Os detalhes da proposta e os requisitos para aprovação
A proposta encontra-se na pauta do plenário da Câmara e necessita de 308 votos favoráveis dos 513 deputados para ser aprovada, o que equivale a três quintos da Casa. O texto propõe alteração do artigo 228 da Constituição Federal, que atualmente estabelece a maioridade penal aos 18 anos completos. Atualmente, menores de idade respondem por ato infracional equiparado a crime e podem, como penalidade máxima, ficarem internados em instituição socioeducativa por período de até três anos.
A PEC cria uma exceção específica apenas para crimes cometidos com violência ou grave ameaça à vítima. Embora não exista uma classificação absolutamente objetiva na legislação para esse conceito, a expressão é tradicionalmente utilizada quando o autor do delito emprega força física, agressões diretas ou faz uso de armamentos contra a vítima.
Contexto político e repercussões recentes
A votação deste texto promete gerar um acirrado embate entre governo e oposição. A PEC foi originalmente desenhada pelo Ministério da Justiça sob a gestão de Ricardo Lewandowski, com o objetivo principal de institucionalizar a integração entre as diversas forças de segurança e colocar sob a competência da Polícia Federal os inquéritos sobre organizações criminosas transnacionais. Os sucessivos embates com o Congresso Nacional nessa área sensível e as notórias dificuldades de articulação política desgastaram significativamente a gestão de Lewandowski, que acabou por deixar o ministério.
A repercussão de delitos graves que teriam sido praticados por menores de idade – como o emblemático caso do Cão Orelha, ainda sem desfecho conclusivo, e o estupro coletivo de uma adolescente no Rio de Janeiro – podem servir de combustível adicional para a decisão dos parlamentares. Na semana passada, a vizinha Argentina aprovou a redução da maioridade penal para 14 anos, sendo que lá a maioridade já era de 16 anos, portanto inferior à vigente no Brasil.
Posicionamentos contrários e debate constitucional
Se a Câmara aprovar o texto substitutivo da PEC, ele seguirá imediatamente para análise e votação no Senado Federal. O Ministério dos Direitos Humanos divulgou uma nota oficial no começo da semana afirmando que a redução da maioridade penal, conforme prevista no substitutivo da PEC, é inconstitucional. “É preciso enfrentar este debate crucial com base em evidências sólidas e dados concretos. Os principais responsáveis pelos altos índices de criminalidade no país são fatores complexos e multifacetados, que envolvem organizações criminosas estruturadas, atuação de facções poderosas, desigualdades históricas profundas e falta de oportunidades”, diz trecho da nota ministerial.

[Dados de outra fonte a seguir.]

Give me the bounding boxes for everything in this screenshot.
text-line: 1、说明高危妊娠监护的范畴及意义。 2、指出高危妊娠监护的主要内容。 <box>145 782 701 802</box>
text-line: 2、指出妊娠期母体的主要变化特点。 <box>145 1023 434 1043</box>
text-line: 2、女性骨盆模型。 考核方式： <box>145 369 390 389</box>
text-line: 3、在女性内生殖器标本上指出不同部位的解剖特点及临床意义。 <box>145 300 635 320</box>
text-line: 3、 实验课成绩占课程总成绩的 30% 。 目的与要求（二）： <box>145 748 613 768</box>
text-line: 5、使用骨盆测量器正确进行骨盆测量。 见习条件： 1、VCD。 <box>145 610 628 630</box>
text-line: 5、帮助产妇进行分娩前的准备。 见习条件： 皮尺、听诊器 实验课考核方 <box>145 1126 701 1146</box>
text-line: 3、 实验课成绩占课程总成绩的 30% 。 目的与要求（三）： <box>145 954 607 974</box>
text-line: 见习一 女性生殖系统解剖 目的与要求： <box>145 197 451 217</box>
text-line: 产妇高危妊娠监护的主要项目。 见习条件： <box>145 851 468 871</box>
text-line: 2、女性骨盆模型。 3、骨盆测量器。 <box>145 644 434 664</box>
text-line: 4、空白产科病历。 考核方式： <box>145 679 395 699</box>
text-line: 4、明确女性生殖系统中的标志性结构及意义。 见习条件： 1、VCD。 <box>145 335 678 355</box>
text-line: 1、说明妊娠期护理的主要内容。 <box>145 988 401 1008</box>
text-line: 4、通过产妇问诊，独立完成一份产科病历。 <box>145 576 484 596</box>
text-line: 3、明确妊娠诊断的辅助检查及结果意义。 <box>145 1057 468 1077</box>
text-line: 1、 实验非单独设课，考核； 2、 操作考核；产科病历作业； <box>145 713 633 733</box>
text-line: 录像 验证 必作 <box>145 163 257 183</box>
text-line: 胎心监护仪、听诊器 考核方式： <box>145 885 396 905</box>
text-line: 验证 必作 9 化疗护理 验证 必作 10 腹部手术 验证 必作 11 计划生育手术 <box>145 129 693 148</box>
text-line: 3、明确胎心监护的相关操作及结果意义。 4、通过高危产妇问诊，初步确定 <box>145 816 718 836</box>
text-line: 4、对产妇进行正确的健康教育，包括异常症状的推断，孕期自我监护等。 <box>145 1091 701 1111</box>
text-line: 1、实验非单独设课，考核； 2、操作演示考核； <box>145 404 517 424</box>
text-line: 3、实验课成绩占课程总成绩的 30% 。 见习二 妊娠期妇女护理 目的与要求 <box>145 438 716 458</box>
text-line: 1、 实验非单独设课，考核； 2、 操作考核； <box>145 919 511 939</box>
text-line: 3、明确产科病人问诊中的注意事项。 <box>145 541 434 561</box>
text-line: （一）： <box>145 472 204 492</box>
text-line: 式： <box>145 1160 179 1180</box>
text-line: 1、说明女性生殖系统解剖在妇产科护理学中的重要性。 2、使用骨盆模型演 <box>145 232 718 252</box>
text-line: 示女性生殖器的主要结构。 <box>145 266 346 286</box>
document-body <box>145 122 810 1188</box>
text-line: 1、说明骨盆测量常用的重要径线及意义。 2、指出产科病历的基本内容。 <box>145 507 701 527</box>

O documento prossegue: “Os adolescentes não são os principais autores dos crimes violentos no Brasil. Ao contrário, são, em grande medida, as maiores vítimas da violência letal em nosso território”. Esta posição reflete o cerne do debate sobre eficácia e justiça na abordagem da criminalidade juvenil.
Novo capítulo no embate direita versus esquerda
A votação da proposta, contra a qual os líderes governistas já manifestaram clara oposição, deve provocar um novo e ruidoso embate entre direita e esquerda no plenário, reminiscente do ocorrido na votação do PL Antifacção, outro projeto estratégico da gestão Lula para a área de segurança pública. Aquele projeto, igualmente relatado por um político conservador, Guilherme Derrite (PP-SP), sofreu várias alterações significativas durante sua tramitação, demonstrando a complexidade e a polarização que marcam essas discussões no Congresso Nacional.
O desfecho da votação desta quarta-feira não apenas definirá o rumo de uma mudança constitucional histórica, mas também servirá como termômetro do equilíbrio de forças políticas no legislativo e da capacidade de articulação do governo em sua agenda de segurança pública.